The World Bank is approaching the global energy challenge from four angles:
- Increasing our focus on countries with low levels of energy access that have prioritized energy issues in their country strategies with the World Bank
- Helping to mainstream sector-wide approaches for universal energy access in more than 18 countries, like in Myanmar where we recently committed $400 million to bring electricity to over 6 million people by 2021
- Supporting mobilization of sector-level financing through what we call an investment prospectus, working with other development partners and private sector stakeholders
- Working to build global knowledge on energy access through products such as:
- GTF (Global Tracking Framework), new edition launched in April 2017
- MTF (Multi-Tier Framework), new edition to be launched in FY18
- RISE (Regulatory Indicators in Sustainable Energy Report), launched in February 2017
- SEAR (State of Energy Access Report), launched in May 2017
The World Bank also aims to bring in private sector funding for clean energy, with the objective of mobilizing $25 billion of commercial funds over FY16–FY20. That is more than double the amount mobilized over the past five-year period.

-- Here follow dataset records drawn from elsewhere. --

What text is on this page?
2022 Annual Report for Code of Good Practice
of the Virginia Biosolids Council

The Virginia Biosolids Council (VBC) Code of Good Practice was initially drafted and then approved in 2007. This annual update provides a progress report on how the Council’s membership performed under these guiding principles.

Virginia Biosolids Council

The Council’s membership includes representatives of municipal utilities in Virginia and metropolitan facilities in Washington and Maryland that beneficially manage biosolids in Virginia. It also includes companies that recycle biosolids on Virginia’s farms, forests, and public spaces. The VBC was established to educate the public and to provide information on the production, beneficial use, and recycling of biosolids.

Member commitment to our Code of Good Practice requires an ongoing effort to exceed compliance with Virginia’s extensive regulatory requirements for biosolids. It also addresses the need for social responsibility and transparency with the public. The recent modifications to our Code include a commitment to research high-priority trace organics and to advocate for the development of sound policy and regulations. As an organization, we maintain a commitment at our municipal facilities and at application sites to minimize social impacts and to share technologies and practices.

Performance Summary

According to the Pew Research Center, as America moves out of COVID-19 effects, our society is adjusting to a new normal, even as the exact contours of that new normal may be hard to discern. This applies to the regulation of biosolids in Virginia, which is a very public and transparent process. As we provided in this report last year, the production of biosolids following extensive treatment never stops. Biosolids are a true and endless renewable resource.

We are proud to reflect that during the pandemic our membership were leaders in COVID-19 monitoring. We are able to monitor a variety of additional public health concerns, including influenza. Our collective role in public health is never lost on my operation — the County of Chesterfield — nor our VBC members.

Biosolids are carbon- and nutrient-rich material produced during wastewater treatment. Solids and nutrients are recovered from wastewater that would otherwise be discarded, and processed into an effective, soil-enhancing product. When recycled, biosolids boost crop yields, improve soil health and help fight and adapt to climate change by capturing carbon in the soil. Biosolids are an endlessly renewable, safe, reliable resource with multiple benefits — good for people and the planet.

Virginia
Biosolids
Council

We help with the development of energy systems based on lowest-cost options with an emphasis on renewable sources such as solar, hydropower, wind and geothermal, with a keen focus on energy efficiency. Projects support achievement of universal access to electricity and modern household fuels, as well as improved utility performance and governance of the sector.
The World Bank also aids client countries with policy and financial innovations. For example, in the MENA region, the World Bank is supporting the development of a significant concentrated solar power (CSP) initiative with long term storage and development of innovative applications of CSP technology. It is working on large scale deployment of innovative technologies such as floating solar, and wind-solar hybrids in India. And the Global Geothermal Development Plan mobilizes new concessional financing for risky and capital intensive upstream phases of geothermal development to catalyze investment in all other stages of the value chain, unlocking geothermal potential from Indonesia to the Caribbean.

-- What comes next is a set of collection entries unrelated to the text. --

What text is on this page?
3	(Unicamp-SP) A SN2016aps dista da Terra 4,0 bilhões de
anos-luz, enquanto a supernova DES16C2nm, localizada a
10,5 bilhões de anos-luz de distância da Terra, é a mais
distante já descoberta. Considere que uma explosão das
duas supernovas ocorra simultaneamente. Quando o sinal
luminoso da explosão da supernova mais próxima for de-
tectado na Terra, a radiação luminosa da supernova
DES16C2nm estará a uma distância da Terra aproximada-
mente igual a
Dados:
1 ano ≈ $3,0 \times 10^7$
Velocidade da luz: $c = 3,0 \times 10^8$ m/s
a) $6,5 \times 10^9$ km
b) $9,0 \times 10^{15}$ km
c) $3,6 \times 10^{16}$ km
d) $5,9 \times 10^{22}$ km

In countries with low energy access, the priority is provide people with affordable and reliable electricity access. Grid, mini-grid, and off-grid solutions are pursued, while engagement in cleaner cooking and heating solutions is expanding. The Bank is supporting countries in their efforts to increase access to cleaner, more efficient cooking and heating solutions, with projects in more than 15 countries, including regional programs in Asia, Africa and Central America.
Countries vary greatly in their ability to transition to sustainable energy sources and in some cases, natural gas is an important bridging or transitional fuel. Gas is often the least-cost means of providing a flexible source of electricity when demand and supply fluctuate. The World Bank is helping countries develop national and regional gas markets and, where it makes economic sense, use natural gas as an alternative to coal and biomass.
We also recognize the global challenge of balancing energy for development with its impact on climate change and strive to help client countries realize affordable alternatives to coal power. There has been no WBG financing for “greenfield” coal-fired power plants since 2010.
The World Bank also supports strategic global partnerships and programs such as the Global Gas Flaring Reduction Partnership (GGFR) and Energy Sector Management Assistance Program (ESMAP). ESMAP is a global knowledge and technical assistance program that supports World Bank development projects and helps shape global energy policy. It focuses on helping countries reach their 2030 energy goals through work in Energy Access, Renewable Energy, Energy Efficiency, Energy Subsidy Reform, and Governance, Markets, and Planning, while emphasizing Gender and Small Island Developing States. It also supports the SEforALL Knowledge Hub to generate the comprehensive data and analytical tools to help governments craft policies that attract investments and track progress toward SDG7. Key initiatives include the Global Geothermal Development Plan and Renewable Energy Resource Mapping and support to Lighting Global and EDGE Buildings. In FY14-16, ESMAP’s analytical work and technical assistance informed $4.8 billion in World Bank IDA and IBRD lending through 250 activities in 130 countries. In turn, these lending projects leveraged a further $4.6 billion from public, private, and other sources.